Anrechnung der Geschäftsgebühr auf die Verfahrensgebühr des beigeordneten Rechtsanwalts

Im Rahmen der Festsetzung der Vergütung des im Wege der Prozesskostenhilfe beigeordneten Rechtsanwalts ist die Geschäftsgebühr auf die entstandene Verfahrensgebühr nur dann anzurechnen, wenn sie tatsächlich bezahlt worden ist.

Anrechnung der Geschäftsgebühr auf die Verfahrensgebühr des beigeordneten Rechtsanwalts

Die allgemeinen Vorschriften zur Anrechnung gelten auch für die Vergütung des Rechtsanwalts, der im Wege der Prozesskostenhilfe beigeordnet ist1.

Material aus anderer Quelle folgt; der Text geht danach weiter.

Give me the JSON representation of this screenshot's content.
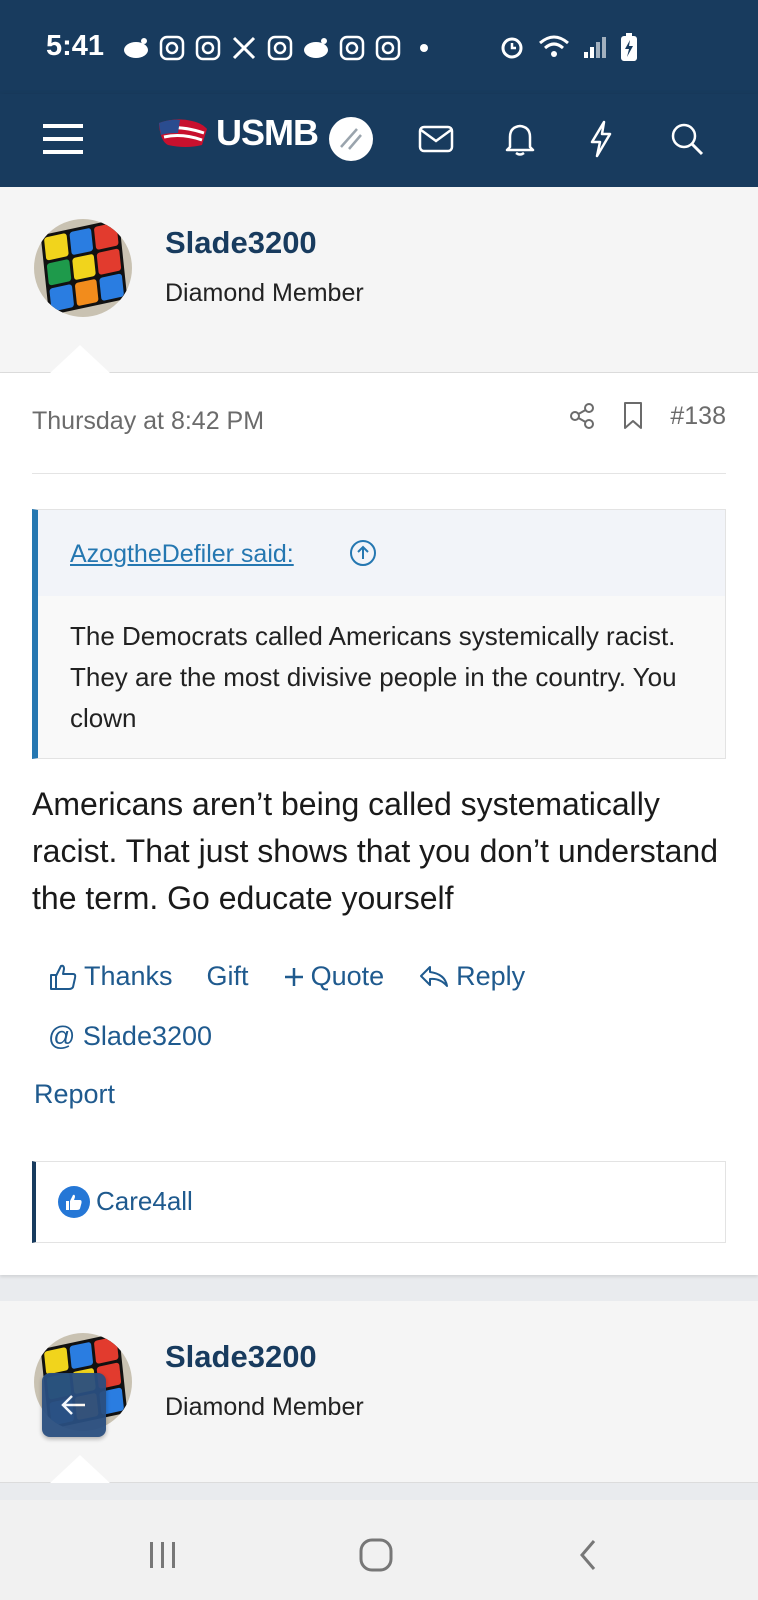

Dies führt zur Anrechnung einer Geschäftsgebühr auf die von dem beigeordneten Rechtsanwalt gegenüber der Staatskasse geltend gemachte Verfahrensgebühr aber nur dann, wenn die Geschäftsgebühr tatsächlich an ihn gezahlt worden ist2.

Die Staatskasse wird im Fall der Bewilligung von Prozesskostenhilfe gemäß § 45 Abs. 1 Satz 1 RVG unmittelbarer Gebührenschuldner und tritt insoweit an die Stelle des Mandanten; sie ist daher nicht Dritter im Sinne des § 15 a Abs. 2 RVG. Nach der zum 5.08.2009 in Kraft getretenen Norm des § 15 a Abs. 1 RVG kann der Rechtsanwalt auch im Fall der Anrechnung beide Gebühren fordern, jedoch nicht mehr als den um den Anrechnungsbetrag verminderten Gesamtbetrag beider Gebühren. Der Rechtsanwalt hat mithin die Wahl, welche Gebühren er fordert und – falls die Gebühren von unterschiedlichen Personen geschuldet werden – welchen Schuldner er in Anspruch nimmt. Ihm ist es lediglich verwehrt, insgesamt mehr als den Betrag zu verlangen, der sich aus der Summe der beiden Gebühren abzüglich des anzurechnenden Betrages ergibt3.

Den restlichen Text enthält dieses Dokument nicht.